Desde su perspectiva y experiencia, plantea las dos opciones opuestas, que son:

Primera opción. La continuación de la obra con Obrainsa pero con la inmediata intervención económica del Gobierno Regional. Esto significa que la ejecución técnica continuará con el equipo de Obrainsa, pero no se le permitirá manejar recursos económicos para adquisición de materiales, contratación de los servicios de otras empresas, pago a los trabajadores, pago al equipo técnico y adquisición de equipos e instrumental para el nosocomio.

Según fuentes consultadas por el diario AHORA, esta primera opción es la más viable, pero necesita que la obra tenga inspectores de reconocida ética y moral, con alto nivel técnico en las ramas de ingeniería, economía, contabilidad y asesoría legal.    

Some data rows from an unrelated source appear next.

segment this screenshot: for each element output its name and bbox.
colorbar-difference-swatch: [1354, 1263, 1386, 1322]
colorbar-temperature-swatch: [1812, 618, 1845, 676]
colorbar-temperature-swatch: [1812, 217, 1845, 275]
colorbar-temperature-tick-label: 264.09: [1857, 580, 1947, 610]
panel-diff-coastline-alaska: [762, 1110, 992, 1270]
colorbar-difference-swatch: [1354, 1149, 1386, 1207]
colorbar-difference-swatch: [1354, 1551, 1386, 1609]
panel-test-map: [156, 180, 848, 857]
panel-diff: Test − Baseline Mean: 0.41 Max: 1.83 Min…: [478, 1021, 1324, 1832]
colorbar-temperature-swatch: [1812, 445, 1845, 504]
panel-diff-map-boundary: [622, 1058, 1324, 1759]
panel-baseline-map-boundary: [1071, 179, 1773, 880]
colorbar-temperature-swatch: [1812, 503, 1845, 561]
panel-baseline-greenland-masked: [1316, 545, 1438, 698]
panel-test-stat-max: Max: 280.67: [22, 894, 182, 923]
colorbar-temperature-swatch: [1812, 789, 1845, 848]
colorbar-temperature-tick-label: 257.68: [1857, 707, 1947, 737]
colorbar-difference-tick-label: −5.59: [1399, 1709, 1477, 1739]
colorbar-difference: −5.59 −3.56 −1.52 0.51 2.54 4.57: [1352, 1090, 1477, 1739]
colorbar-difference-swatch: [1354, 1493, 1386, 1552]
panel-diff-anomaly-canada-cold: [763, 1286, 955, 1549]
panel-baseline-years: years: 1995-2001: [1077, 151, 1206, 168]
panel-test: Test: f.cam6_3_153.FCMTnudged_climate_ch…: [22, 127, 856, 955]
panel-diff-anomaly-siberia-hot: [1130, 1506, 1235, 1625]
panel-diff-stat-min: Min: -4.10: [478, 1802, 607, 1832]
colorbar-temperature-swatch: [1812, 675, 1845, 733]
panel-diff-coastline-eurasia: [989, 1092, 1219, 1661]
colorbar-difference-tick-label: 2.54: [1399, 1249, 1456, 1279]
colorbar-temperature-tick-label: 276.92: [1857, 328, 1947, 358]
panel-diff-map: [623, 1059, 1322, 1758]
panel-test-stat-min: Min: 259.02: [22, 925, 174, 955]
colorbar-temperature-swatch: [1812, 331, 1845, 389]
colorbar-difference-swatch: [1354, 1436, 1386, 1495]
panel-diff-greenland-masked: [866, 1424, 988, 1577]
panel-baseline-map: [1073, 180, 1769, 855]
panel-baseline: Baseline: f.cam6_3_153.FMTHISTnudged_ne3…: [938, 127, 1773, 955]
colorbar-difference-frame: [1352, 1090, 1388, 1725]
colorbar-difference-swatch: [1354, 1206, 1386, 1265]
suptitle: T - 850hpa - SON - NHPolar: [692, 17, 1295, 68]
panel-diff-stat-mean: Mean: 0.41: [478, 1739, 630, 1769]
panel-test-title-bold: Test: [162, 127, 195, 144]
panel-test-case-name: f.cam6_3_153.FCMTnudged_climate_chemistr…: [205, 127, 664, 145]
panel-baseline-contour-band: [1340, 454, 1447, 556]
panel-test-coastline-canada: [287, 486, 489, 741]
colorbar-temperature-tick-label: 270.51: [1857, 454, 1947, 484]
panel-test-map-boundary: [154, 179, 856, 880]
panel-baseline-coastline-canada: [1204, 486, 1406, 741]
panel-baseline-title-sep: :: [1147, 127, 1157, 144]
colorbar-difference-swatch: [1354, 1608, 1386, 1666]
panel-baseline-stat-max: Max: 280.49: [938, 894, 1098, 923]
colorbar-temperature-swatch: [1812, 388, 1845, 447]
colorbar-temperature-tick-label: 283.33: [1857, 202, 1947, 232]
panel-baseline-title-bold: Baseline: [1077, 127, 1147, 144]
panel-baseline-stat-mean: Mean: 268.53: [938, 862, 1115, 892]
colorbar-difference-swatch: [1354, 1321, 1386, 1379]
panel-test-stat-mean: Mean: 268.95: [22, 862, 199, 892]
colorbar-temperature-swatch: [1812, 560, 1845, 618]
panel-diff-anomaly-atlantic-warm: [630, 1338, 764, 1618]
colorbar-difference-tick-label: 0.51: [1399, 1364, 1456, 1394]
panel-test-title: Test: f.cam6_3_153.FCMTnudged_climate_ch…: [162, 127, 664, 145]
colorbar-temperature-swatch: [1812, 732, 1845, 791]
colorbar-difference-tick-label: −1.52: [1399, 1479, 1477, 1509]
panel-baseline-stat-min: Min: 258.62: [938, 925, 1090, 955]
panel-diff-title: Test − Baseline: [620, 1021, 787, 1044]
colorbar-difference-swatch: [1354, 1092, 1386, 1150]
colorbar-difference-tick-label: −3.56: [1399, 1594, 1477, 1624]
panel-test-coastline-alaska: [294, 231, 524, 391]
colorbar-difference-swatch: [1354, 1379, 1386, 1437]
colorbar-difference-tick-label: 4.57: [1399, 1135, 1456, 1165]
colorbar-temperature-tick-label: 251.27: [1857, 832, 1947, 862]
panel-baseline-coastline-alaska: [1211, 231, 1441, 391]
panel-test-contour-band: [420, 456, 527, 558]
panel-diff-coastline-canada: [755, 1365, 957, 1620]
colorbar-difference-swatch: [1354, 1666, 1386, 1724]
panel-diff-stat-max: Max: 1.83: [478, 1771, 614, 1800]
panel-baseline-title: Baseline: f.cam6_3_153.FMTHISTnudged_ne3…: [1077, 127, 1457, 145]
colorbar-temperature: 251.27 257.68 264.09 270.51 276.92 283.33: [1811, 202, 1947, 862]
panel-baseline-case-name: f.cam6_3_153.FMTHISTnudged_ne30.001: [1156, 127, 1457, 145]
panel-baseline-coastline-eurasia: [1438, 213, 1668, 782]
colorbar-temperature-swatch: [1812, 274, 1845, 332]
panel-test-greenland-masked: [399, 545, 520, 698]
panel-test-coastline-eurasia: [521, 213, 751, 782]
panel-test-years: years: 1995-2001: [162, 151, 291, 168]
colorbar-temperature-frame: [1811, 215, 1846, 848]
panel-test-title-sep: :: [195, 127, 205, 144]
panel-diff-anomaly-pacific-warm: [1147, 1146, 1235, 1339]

Segunda opción. La resolución del contrato implica la paralización automática del trabajo y el proceso de recepción y entrega, que demora mínimo un mes para ejecutarse. Esta determinación puede ser objeto de un proceso de arbitraje.

Luego se debe elaborar el expediente complementario en base al saldo de obra, que incluye el metrado detallado de la infraestructura construida que deberá contener necesariamente lo ordenado por la nueva normatividad de infraestructuras de salud, con implementación de nuevos ambientes, nuevas condiciones de sistemas electromecánicos, entre otros. Esto debe demorar seis meses en el mejor de los casos, con la correspondiente resolución de aprobación por parte del Ministerio de Salud.  

Posteriormente se convoca a licitación que debe demorar un mínimo de dos meses, si es que no hay reclamos y observaciones. En los procesos de licitación las observaciones y apelaciones de las resoluciones de primera instancias son usuales.

Según estimaciones efectuadas por el diario AHORA, de optarse por la segunda opción, la obra estaría paralizada de 12 a 16 meses como mínimo, por la demora en todos los procesos.